Three days ago, the oldest member
of my extended family passed away. My mother’s eldest sister, Aunty Helen,
passed on to the next realm on 9 June, at the age of 90. Three weeks earlier,
we’d all got together to celebrate her milestone birthday. My aunt leaves
behind four children, four grandchildren, and two greatgrandchildren. No matter
how old you are when you lose a parent, and no matter the parent’s age, it’s a
devastation like no other. I feel so sad for my cousins, Jenny, Pam, Pat and
Andy Wrankmore.
In recent years, Aunty Helen’s health
deteriorated, and she became like a different person. Unlike the chatterbox I’d
known her to be throughout my life, she became very quiet. You could see she
loved being around the family, but her days of actively participating were
over, as she silently watched and listened to everything around her.
In the 1970s, my aunt played a
big role in our lives, when she gave us accommodation, in the garage of their
Bo Kaap home, for almost four of my high school years. We had electricity, but
no running water, so we shared their bathroom. My mom used wardrobes to divide
the space into a bedroom and a kitchen, and we used a plastic basin for washing
up. And that’s where we stayed, until my mom could afford to rent a place
somewhere else. I remember how excited my sister and I were to have a bedroom!
That was in Std 9. We moved twice that year, because the first landlord was a
con artist: we stayed in his place, in Wetton, without electricity and water
for three months, before my mom accepted that he’d had no intention of honouring
his word! People can be really despicable!

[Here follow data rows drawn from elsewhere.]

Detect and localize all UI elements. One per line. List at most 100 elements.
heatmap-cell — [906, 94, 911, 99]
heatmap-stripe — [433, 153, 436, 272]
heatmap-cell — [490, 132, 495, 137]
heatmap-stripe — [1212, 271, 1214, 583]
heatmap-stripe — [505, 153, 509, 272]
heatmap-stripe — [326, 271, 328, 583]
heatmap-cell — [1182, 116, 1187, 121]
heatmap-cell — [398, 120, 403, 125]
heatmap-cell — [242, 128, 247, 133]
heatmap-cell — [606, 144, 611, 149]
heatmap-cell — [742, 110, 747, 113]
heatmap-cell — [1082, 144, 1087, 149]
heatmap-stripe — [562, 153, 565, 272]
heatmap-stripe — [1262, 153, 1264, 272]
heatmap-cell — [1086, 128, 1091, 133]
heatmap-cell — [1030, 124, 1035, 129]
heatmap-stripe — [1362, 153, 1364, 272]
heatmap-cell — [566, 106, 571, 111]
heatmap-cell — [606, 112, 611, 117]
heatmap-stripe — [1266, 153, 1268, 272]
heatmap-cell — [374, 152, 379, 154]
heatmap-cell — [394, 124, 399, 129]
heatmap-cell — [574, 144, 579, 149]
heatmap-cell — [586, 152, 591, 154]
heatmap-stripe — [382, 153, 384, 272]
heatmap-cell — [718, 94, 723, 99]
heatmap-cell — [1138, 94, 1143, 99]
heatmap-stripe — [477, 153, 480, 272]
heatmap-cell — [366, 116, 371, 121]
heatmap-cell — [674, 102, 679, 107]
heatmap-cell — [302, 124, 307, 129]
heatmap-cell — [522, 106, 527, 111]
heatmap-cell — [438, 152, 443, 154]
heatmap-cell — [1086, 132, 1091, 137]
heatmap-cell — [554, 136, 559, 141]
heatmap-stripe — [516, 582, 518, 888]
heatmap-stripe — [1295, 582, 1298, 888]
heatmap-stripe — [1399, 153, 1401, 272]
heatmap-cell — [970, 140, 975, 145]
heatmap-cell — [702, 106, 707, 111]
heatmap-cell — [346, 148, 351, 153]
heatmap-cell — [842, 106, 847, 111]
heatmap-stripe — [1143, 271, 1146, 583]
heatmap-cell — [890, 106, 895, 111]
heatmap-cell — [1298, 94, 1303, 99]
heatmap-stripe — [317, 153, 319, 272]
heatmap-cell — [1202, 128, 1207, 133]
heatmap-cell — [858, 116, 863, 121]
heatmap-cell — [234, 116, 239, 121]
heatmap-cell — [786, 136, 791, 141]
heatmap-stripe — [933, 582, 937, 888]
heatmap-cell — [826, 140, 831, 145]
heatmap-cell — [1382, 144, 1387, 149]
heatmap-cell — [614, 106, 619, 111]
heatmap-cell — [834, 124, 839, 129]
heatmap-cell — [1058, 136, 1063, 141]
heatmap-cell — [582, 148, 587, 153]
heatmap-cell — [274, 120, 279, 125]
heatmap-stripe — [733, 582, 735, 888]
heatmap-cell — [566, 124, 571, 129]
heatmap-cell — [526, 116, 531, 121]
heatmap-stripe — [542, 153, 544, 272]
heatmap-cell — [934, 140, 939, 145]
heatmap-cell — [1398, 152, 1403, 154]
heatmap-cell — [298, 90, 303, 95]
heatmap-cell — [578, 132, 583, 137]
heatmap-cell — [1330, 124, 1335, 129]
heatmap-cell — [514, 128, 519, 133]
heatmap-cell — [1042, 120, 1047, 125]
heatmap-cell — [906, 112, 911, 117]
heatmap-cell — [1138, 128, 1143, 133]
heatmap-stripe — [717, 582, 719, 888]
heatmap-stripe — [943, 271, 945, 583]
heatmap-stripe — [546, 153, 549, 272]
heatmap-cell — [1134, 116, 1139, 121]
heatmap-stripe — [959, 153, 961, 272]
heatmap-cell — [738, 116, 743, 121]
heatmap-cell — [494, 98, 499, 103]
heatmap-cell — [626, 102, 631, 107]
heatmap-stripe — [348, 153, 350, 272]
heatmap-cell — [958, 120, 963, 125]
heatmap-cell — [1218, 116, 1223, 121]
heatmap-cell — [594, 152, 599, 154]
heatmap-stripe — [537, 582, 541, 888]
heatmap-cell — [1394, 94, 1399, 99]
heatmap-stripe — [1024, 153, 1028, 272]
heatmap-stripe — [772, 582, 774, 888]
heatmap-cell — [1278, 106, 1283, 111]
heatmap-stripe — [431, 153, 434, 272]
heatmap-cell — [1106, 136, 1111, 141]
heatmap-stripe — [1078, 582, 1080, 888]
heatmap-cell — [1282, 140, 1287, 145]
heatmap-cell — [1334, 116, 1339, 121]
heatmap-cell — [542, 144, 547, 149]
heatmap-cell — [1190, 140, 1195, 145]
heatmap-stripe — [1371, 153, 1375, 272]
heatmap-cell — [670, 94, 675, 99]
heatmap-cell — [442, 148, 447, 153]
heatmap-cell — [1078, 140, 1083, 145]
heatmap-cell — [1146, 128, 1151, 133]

I didn’t realise it at the time,
but my aunt and her family helped us through one of the toughest times our
family had experienced. The interesting
thing was, because my mom was such a nothing’s-gonna-get-me-down kind of
person, it always felt like an adventure to me, at best, but at other times,
just normal.
While we lived there, the cousins
who were still in the family home became like siblings to us, and up to today,
that’s a bond that can’t be broken. My cousin Andy will always feel like a
brother to me; we’re the same age, and he always made me laugh with his
slapstick sense of humour. My cousin Pat,
was like another big sister. Even though she’s just five years my senior, I
remember hanging around her, watching her get ready to go out, putting on
make-up and getting all dressed up. She was a primary school teacher, and she
often brought marking home. She had cool friends who were all young teachers,
and I remember wanting to be just like them.
Three weeks ago, when we all
gathered to celebrate Aunty Helen’s life, two of her daughters made speeches,
sharing the complex emotions they felt whenever they visited their mom at the
nursing home. My cousin Pam said, “’The most important thing is, even though
Mom doesn’t know who we are, we know
who she is.”
As my own mom, aged 88, loses her
bearings in the blur of Alzheimer’s, those are words of wisdom on which I
should anchor myself.
Standing, L-R: Wendy (my sis), me and Aunty Helen. Seated is my mom. Christmas Day 2010.